My phone rings. I was kind of expecting it or rather wishing it. It’s him again. He wanted me to meet his girlfriend. I got up. Got ready. I know we will never be a thing but still every time I can feel those butterflies. I get inside his car. They look too happy together. And it hurts somewhere. Not jealousy because I am happy that he is happy with her, but a void maybe.
As he hugs her to prevent her from getting cold, suddenly my denim jacket hurts. I guess he reads my face, so he comes up to me and hugs me too. His smile has a certain spark to it. So much love makes me cry.

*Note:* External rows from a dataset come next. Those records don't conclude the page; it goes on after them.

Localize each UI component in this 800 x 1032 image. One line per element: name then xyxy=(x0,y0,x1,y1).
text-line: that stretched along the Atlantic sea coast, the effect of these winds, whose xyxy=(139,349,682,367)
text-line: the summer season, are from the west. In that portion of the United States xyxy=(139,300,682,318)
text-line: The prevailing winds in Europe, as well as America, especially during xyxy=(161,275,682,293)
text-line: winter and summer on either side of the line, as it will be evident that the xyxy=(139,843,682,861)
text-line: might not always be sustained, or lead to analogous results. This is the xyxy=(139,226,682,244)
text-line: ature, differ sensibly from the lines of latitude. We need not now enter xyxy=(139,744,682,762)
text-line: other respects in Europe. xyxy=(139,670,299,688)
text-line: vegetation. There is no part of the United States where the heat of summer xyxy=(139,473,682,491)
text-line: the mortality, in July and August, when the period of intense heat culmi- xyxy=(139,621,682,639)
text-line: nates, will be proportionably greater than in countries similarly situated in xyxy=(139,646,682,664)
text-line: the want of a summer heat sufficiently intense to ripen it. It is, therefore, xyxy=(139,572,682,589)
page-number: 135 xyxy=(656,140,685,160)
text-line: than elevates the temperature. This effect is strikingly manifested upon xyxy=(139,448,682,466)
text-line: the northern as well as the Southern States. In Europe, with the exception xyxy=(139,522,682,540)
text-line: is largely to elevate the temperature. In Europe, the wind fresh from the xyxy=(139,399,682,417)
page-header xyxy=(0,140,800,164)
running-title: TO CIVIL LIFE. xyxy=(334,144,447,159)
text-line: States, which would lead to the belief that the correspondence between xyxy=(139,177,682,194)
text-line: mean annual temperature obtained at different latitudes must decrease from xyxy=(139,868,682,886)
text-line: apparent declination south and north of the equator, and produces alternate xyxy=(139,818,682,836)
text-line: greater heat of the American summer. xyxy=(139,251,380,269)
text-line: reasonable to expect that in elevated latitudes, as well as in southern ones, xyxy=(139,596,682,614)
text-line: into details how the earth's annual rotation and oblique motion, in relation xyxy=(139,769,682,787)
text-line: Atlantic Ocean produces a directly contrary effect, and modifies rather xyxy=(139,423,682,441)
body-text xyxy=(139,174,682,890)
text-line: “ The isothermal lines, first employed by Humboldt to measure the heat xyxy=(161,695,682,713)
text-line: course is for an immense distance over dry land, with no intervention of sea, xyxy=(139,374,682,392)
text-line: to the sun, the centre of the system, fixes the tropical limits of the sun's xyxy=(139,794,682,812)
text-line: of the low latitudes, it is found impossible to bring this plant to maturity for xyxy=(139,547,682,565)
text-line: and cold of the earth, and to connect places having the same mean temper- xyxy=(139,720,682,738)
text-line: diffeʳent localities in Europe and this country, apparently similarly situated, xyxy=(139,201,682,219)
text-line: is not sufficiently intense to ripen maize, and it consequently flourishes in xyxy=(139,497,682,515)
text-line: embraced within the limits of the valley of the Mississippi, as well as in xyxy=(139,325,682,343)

Damaged people get along well I guess. They find comfort in each other’s empty spaces. They tend to fit perfectly. Suddenly happiness hurts. Funnily I know I don’t want a relationship too soon. I am proudly single. But some empty mornings you do want to feel loved and want someone to feel a little more deeply for you.
As they kiss, I pretend not to see them, but something in it makes me yearn for it too. How hard the goodbyes are; how they don’t want to let go of each other; last hugs; kisses on forehead. Everything seemed perfect. After she went, he hugged me closely and told me how happy he is and how lucky he is to have her. I wanted to say, I know; who else would know. But I just smiled. He lets go of me, and I already start missing it. He asked me if I am getting late? And though I should be at home studying for my paper the next day, I said no. It felt good — here just hanging out with a great friend; listening to him; he looked so happy.
Quickly grabbing some cigarettes, he and I share, and I put them in my pocket to keep them. Then it gets late. Winter’s been taking its toll. We get back in the car, and he drives me to my place. I don’t want it to end. The lyrics get more meaningful; the wind more chilled; his voice more deep; my voice nothing more than a whisper.
I don’t want him; I want his friendship more. And I know I am in the priority list and that’s what matters. Letting go of what you hold near is something that helps getting over stupid emotions. I should leave doors open to let him go and valid reasons for him to stay. I know this is not love. I fall very easily for people; I know that. But that something takes over me when I am with him — perhaps another crush. Maybe loneliness does that to you; not exactly loneliness, but a certain kind of longing.
Maybe someday everyone will find someone who will stay. Everyone and everything has a time. This time is theirs.
On love and longing:
Love is a wonderful thing. Though personally tragedy has always been more attractive, love taught me the beauty of hope and goodness. I believe it’s important to fall for people who don’t fall for you. It kind of makes you emotionally independent, and when love finally arrives, you will know why it didn’t work out with the past ones. Everyone deserves someone who would fully want them because life is too short for anything meaningless.